MLPs fell out of favor then, in part because they were hard to train. While there are many reasons for that hardship, one of them was also because their dense connections didnt allow them to scale easily for various computer vision problems. In other words, they did not have translation-equivariance baked in. This meant that if there was a signal in one part of the image that they needed to be sensitive to, they would need to re-learn how to be sensitive to it if that signal moved around. This wasted the capacity of the net, and so training became hard.

This is where CNNs came in! Here is what one looks like:

CNNs solved the signal-translation problem, because they would convolve each input signal with a detector, (kernel), and thus be sensitive to the same feature, but this time everywhere. In that case, our equation still looks the same, but the weight matricies $\mathbf{W_i}$ are actually convolutional toeplitz matricies. The math is the same though.

It is common to see "CNNs" refer to nets where we have convolutional layers throughout the net, and MLPs at the very end, so that is one caveat to be aware of.

Answer 3

Deep learning = deep artificial neural networks + other kind of deep models.

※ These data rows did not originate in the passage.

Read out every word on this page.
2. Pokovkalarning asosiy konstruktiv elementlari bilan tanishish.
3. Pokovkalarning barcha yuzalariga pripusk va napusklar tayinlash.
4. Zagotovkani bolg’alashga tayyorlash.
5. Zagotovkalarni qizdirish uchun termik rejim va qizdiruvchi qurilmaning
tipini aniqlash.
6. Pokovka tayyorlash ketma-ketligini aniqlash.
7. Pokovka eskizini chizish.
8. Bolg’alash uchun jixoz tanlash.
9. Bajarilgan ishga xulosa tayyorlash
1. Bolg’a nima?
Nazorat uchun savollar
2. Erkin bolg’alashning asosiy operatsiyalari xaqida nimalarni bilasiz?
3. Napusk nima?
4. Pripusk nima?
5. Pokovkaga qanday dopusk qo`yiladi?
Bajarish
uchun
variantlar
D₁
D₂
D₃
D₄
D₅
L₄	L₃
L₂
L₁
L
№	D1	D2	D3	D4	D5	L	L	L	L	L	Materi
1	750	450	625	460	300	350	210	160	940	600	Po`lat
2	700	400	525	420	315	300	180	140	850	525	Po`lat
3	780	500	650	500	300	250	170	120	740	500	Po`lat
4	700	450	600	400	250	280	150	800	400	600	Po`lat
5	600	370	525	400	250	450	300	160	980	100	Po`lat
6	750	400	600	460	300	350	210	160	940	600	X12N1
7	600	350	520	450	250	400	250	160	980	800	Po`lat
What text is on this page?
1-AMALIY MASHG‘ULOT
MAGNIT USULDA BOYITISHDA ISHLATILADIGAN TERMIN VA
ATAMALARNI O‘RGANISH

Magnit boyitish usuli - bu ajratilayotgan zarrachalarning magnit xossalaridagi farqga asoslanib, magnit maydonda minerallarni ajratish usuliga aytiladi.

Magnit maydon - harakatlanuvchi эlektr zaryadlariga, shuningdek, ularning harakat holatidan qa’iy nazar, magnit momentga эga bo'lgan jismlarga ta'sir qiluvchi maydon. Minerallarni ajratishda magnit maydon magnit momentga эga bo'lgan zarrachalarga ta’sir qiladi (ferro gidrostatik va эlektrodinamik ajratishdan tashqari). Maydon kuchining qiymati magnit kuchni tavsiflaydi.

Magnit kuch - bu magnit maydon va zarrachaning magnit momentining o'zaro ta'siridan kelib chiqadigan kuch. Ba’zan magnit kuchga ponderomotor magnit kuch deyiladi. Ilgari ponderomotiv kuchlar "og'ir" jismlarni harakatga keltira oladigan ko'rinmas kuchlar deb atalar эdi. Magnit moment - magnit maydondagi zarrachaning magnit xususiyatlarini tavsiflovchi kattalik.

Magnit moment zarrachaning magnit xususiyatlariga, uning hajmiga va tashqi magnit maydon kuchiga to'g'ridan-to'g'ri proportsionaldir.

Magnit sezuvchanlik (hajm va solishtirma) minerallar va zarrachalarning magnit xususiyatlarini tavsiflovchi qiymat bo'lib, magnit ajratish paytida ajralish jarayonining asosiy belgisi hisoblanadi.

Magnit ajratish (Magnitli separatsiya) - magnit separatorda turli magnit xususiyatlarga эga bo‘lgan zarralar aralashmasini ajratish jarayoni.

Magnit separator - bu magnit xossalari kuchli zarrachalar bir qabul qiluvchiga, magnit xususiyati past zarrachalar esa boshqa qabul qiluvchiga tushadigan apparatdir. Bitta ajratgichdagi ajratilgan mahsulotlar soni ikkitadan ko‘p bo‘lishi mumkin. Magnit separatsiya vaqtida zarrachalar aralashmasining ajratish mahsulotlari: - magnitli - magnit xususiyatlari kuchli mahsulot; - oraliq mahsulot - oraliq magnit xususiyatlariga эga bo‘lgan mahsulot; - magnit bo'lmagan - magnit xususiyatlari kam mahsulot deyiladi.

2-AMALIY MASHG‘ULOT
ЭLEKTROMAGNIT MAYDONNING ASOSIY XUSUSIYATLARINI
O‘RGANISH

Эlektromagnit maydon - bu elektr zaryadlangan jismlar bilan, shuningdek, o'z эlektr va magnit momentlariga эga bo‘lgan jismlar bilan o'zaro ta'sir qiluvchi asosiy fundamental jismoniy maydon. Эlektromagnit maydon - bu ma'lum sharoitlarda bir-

Deep artificial neural networks = artificial neural networks with more than 1 layer. (see minimum number of layers in a deep neural network or Wikipedia for more debate…)

Convolution Neural Network = A type of artificial neural networks

Answer 4

This slide by Yann LeCun makes the point that only models with a feature hierarchy (lower-level features are learned at one layer of a model, and then those features are combined at the next level) are deep.

A CNN can be deep or shallow; which is the case depends on whether it follows this "feature hierarchy" construction because certain neural networks, including 2-layer models, are not deep.

Answer 5

Deep learning is a general term for dealing with a complicated neural network with multiple layers. There is no standard definition of what exactly is deep. Usually, you can think a deep network is something that is too big for your laptop and PC to train. The data set would be so huge that you can't fit it into your memory. You might need GPU to speed up your training.

Deep is more like a marketing term to make something sounds more professional than otherwise.

CNN is a type of deep neural network, and there are many other types. CNNs are popular because they have very useful applications to image recognition.